It’s the hottest decade–ever
As the decade comes to a close, environmentalists are looking back over the last ten years of supposedly ‘natural’ disasters and extreme weather. It’s alarming: there are absolutely no signs that the global climate crisis is under control.
It just keeps on getting hotter. While Canadians are enjoying a balmy winter (which officially started on December 21, when temperatures were way above seasonal in Toronto), Australians are once again being scorched half to death.
Temperatures peaked on December 21-22 in Victoria and South Australia with several areas exceeding 48°C. The heat and bone dry conditions have sparked numerous bushfires. New South Wales has been placed under a total fire ban as firefighters battle to contain more than 100 fires burning around the state, including the 400,000-hectare Gospers Mountain megafire in Wollemi national park in the Blue Mountains. Across the globe in California, the 2019 fire season, which so far has counted close to 7000 fires, is still not over. Moreover, fires are flaring up in places where they have rarely been seen before—in the Arctic tundra and in Siberia above the Arctic circle.

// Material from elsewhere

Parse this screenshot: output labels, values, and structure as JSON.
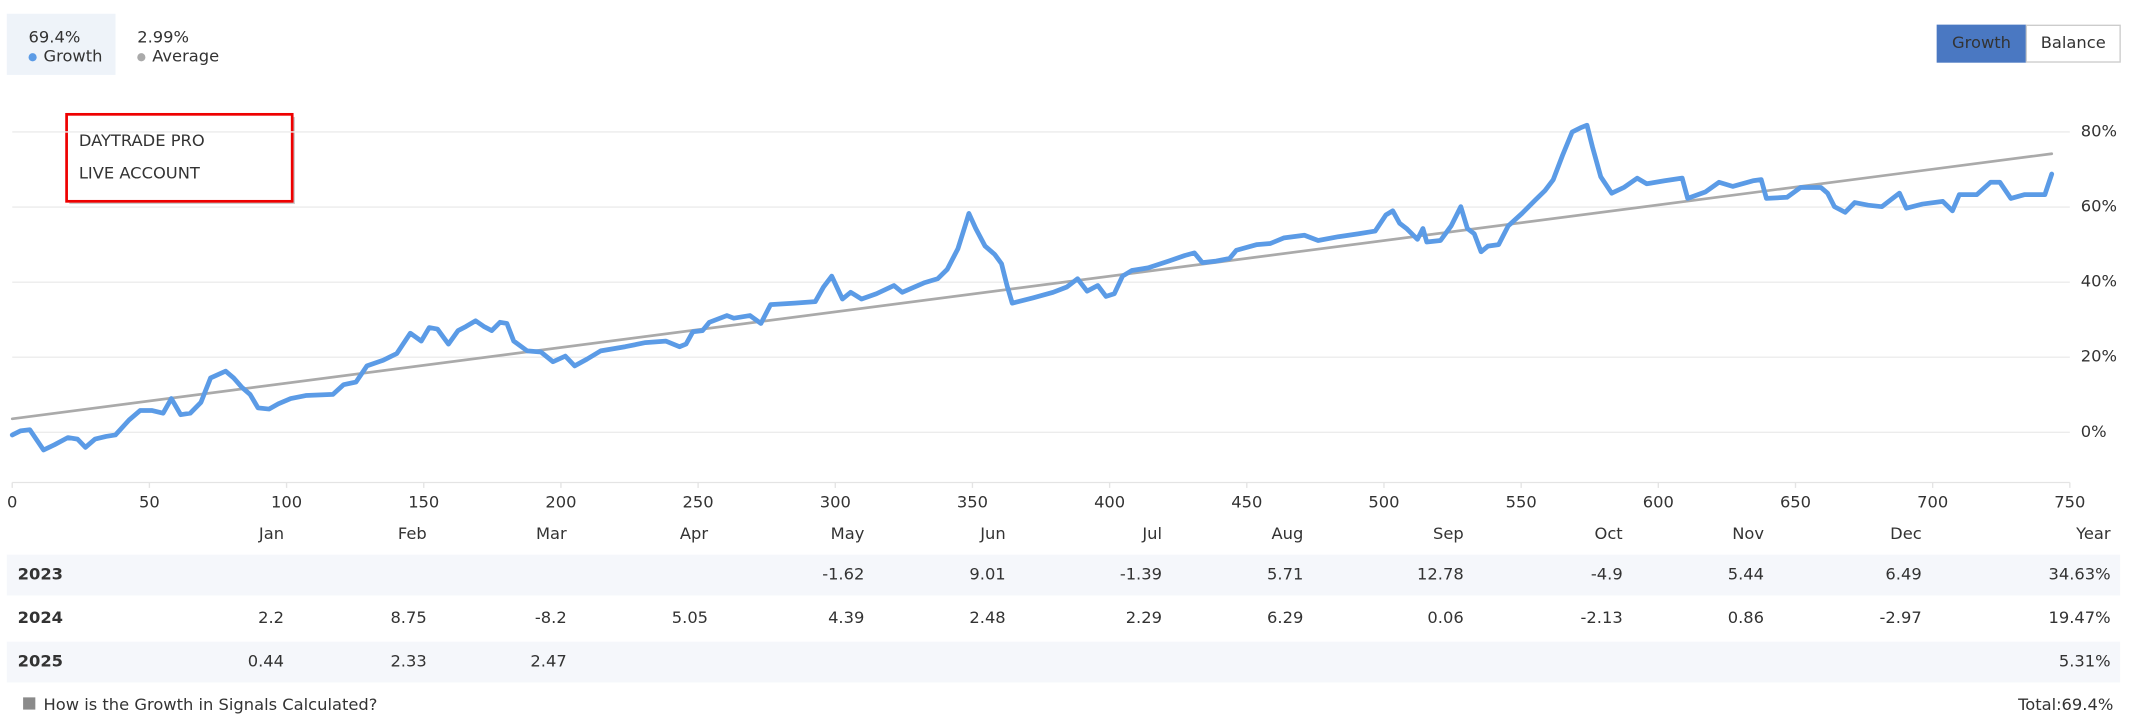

The chart on the left shows the startling spike in carbon emissions from Arctic wildfires that has occurred this year.
It’s not hard to figure out that the increasing number of wild fires might be sparked and fanned by rising global temperatures. Meteorologists are already saying that 2019 is the planet’s second-warmest year on record, rounding off the hottest decade on Earth since those records begun. Eight of the ten warmest years have occurred this decade, and the other two were just a few years before. The World Meteorological Organisation (WMO) headlined their latest assessment by saying that “2019 concludes a decade of exceptional global heat and high-impact weather”.